安易に食品を処分してしまうのではなく、消費可能な団体やイベントに引き渡すことで、無駄な食品ロスの発生を回避しているのです。
また、Gelato Messinaの各店舗にはマイナス20度の温度を保つ大型冷蔵庫が設置されています。
未使用のジェラートであれば新フレーバーの開発・研究などにも役立てられるため、店舗内で一時的に保管して有効活用することもあります。
④持ち帰り容器のリサイクル化
Gelato Messinaでは、ジェラートを持ち帰りたい利用客のためにテイクアウト用の容器を提供しています。
500ml、1L、1.5Lの3種類のサイズがあり、容器の素材は発泡スチロールです。
発泡スチロール製の容器は、ジェラートを食べた後に店舗に返却できるシステムが採用されています。
容器を水で綺麗に洗うことが条件となりますが、購入店舗以外の店でも引き取ってもらえる点が特徴です。
回収された発泡スチロール製の容器は、Gelato Messinaの店舗内で再利用されるほか、Gelato Messinaから仕入れ業者などに引き渡すことで、オモチャ、化粧品のパッケージ、冷蔵庫のトレイなどを作る形成素材として役立てられます。
⑤山火事へのチャリティーイベント
オーストラリア国内で大規模森林火災が発生した際、Gelato Messinaは関連団体への寄付を行いました。
そして、それとは別にGelato Messinaのアプリから参加できる一般市民向けのチャリティーイベントも開催しました。
アプリ経由で10ドル以上の寄付をすると、抽選の当選者にGelato Messinaのバースデーケーキとジェラート1年分(366杯分)をプレゼントするという内容です。
さらに、集まった寄付金が予定よりも多い場合は当選者の人数枠も増加する仕組みになっており、森林や野生動物保護に関心がある人々から多くの寄付金が集まりました。
自社で寄付を行うのはもちろん、チャリティーイベントとして山火事の復興支援をすることで、一般市民にもエコ活動に貢献するチャンスを与えているのです。
まとめ
Gelato Messinaは、オーストラリア発のサスティナブルなジェラートショップです。
国内での農業・酪農生産を実現することで、温室効果ガスが排出量の削減に成功しています。

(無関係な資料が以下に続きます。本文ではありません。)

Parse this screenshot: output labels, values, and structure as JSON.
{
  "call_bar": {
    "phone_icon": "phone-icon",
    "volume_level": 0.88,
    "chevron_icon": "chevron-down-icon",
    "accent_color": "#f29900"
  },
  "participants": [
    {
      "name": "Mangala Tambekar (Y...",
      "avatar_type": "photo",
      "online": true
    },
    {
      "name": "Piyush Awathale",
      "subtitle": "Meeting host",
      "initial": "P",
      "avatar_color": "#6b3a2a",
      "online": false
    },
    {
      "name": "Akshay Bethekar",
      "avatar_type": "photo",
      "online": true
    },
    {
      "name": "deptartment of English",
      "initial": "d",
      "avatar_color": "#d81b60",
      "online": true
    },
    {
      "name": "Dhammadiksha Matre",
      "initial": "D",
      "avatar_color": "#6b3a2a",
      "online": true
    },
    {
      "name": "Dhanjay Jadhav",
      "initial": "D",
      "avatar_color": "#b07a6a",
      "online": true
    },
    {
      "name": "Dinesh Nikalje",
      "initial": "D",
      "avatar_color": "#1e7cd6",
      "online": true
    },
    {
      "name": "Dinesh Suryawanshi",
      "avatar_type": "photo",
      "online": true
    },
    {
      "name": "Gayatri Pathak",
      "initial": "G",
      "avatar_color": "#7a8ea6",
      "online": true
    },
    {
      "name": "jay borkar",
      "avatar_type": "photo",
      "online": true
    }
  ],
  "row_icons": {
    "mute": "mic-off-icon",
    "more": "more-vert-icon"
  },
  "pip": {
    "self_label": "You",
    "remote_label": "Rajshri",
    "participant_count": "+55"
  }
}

また、食品ロス、リサイクル、森林保全といった環境問題にも向き合っており、一般市民が協力できるエコ活動を行っているのも特徴です。
単なるジェラートショッププラスアルファの活動を行うことにより、多方面から環境問題への解決に取り組んでいます。
オーストラリアを訪れる際は、食材の質も環境保全の意識も高いGelato Messinaでサスティナブルなデザートを堪能してみてはいかがでしょう?